Looking for a job? Take it from someone who’s lived it and is currently living it right now as he types this list of advice- time between employment can be a real drag. It’s important to have a plan during this time so you can most effectively continue not to have a job. Hopefully you find these tips as spectacularly unhelpful as they have been to me.
1. Finding a job might seem overwhelming at first. Keep in mind that a journey of a thousand miles starts with a single day spent watching netflix and ripping bong tokes.
2. Before writing a resume, check out job postings online for a few weeks. Inexplicably get your hopes up for jobs you haven’t applied to. Maybe they’ll see that you were looking at their craigslist ad, backtrace your IP address, and give you a call. It’s not impossible.
3. Be sure to keep your parents in the dark. If they call you at noon and you’re asleep, tell them you missed the call because you were out handing out resumes. If they call when you’re about to watch a movie, tell them you’re just heading into a job interview at a bank. Trust me, they won’t bother you.
4. Now that you’re unemployed, it’s a great time to learn to play the guitar. Once you learn a few chords, you’ll be able to play many popular songs in an acoustic, folky coffee-house style. You should really check to see if there are any open mics in your area, too.
5. Reward yourself for every tiny milestone. When you pick out a resume template, you deserve to go out to a movie. Every time you fill in a section of your resume, watch a single Lord of the Rings film (extended edition). When you finally print off 20 copies of your resume at the library, take the rest of the day off to go drinking with friends.
6. The important thing is that everyone you know thinks you’re actively looking for a job. Go for a walk for a few hours and tell your roommates that you spent that time shaking hands and handing out resumes. Complain a lot about “the job market right now” at parties.
7. Actually give out maybe one copy of your resume and wish, wish, wish that you get a call for an interview so you can end the job hunt.
8. Have you seen “The Wire”? Use this time to watch the whole show. You’ll wish you’d done it earlier once you’re employed, so make sure to watch it now. Already seen “The Wire”? Well, have you seen “The Wire” twice? How about three times?
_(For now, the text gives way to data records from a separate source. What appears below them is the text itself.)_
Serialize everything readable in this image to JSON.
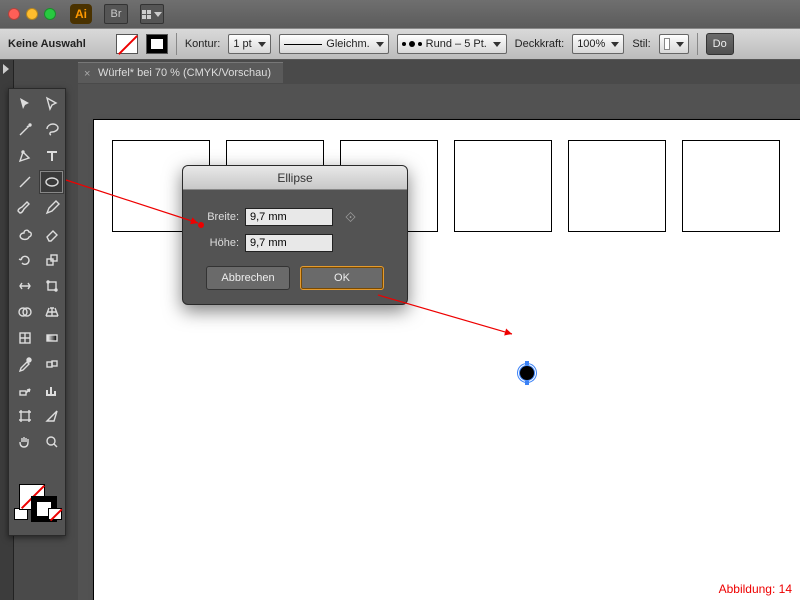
{
  "app": {
    "short": "Ai",
    "bridge": "Br"
  },
  "controlbar": {
    "selection": "Keine Auswahl",
    "kontur_label": "Kontur:",
    "stroke_weight": "1 pt",
    "dash_label": "Gleichm.",
    "profile_label": "Rund – 5 Pt.",
    "opacity_label": "Deckkraft:",
    "opacity_value": "100%",
    "style_label": "Stil:",
    "doc_btn": "Do"
  },
  "doc_tab": {
    "title": "Würfel* bei 70 % (CMYK/Vorschau)"
  },
  "dialog": {
    "title": "Ellipse",
    "width_label": "Breite:",
    "width_value": "9,7 mm",
    "height_label": "Höhe:",
    "height_value": "9,7 mm",
    "cancel": "Abbrechen",
    "ok": "OK"
  },
  "caption": "Abbildung: 14"
}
9. You know that blog you started a year ago that you almost immediately abandoned? Now’s the time to become a professional blogger who posts multiple times a week. Watch your page views click upwards and wish they could be turned into money.
10. Google the word “jobs.” Open every first-page result in a separate tab. Leave your computer open like this so people can see you’re really trying.
11. If you’re a male, seriously consider donating sperm. Find out that you only get reimbursed $70 per visit to the sperm bank in Canada and you’re not allowed to masturbate or have sex at all in between your weekly visits. Decide that it doesn’t seem worth it, but don’t entirely rule it out.
12. Write yourself a note or two that you can hang up around the house saying something like “Apply for jobs, you idiot!” Look at them every day and feel like a big stupid failure. Continue to not apply for jobs.
13. The Oscar nominations are out, and you might be interviewed soon by an employer who has seen one or more of the best picture nominations. It’s possible they’ll even bring it up during the interview. Use your free time to download and watch every oscar nomination to increase your chances in that interview you might score sometime in the near future.
14. An easy way to save money during this time is to spend a full day in bed, not eating or using resources. The good news: You can drink as much water as you like (if it’s free)!
15. Half-heartedly scan online job postings again. Find one that you qualify for, and really intend to apply to it until you see that it requires a cover letter. Cover letters are the worst. Why do companies even ask for those? Do they really read every one? Don’t apply after all.
16. Hang out with your employed friends whenever they’re free, because you’re free all the time. When you get a job you won’t be able to make plans with people so easily, so you’ll easily earn back all the money you’re wasting away at bars and restaurants right now.
17. Being unemployed is no reason not to live the extravagant lifestyle you’re used to. Feel free to spend money on cigarettes, alcohol, and definitely order pizza almost every night. Hide the giant-pile-of-empty-pizza-boxes-cry-for-help when you have people over.
18. You might feel stressed out from time to time, but imagine how much more stressed you’d be if you actually had a JOB! Those things are the worst.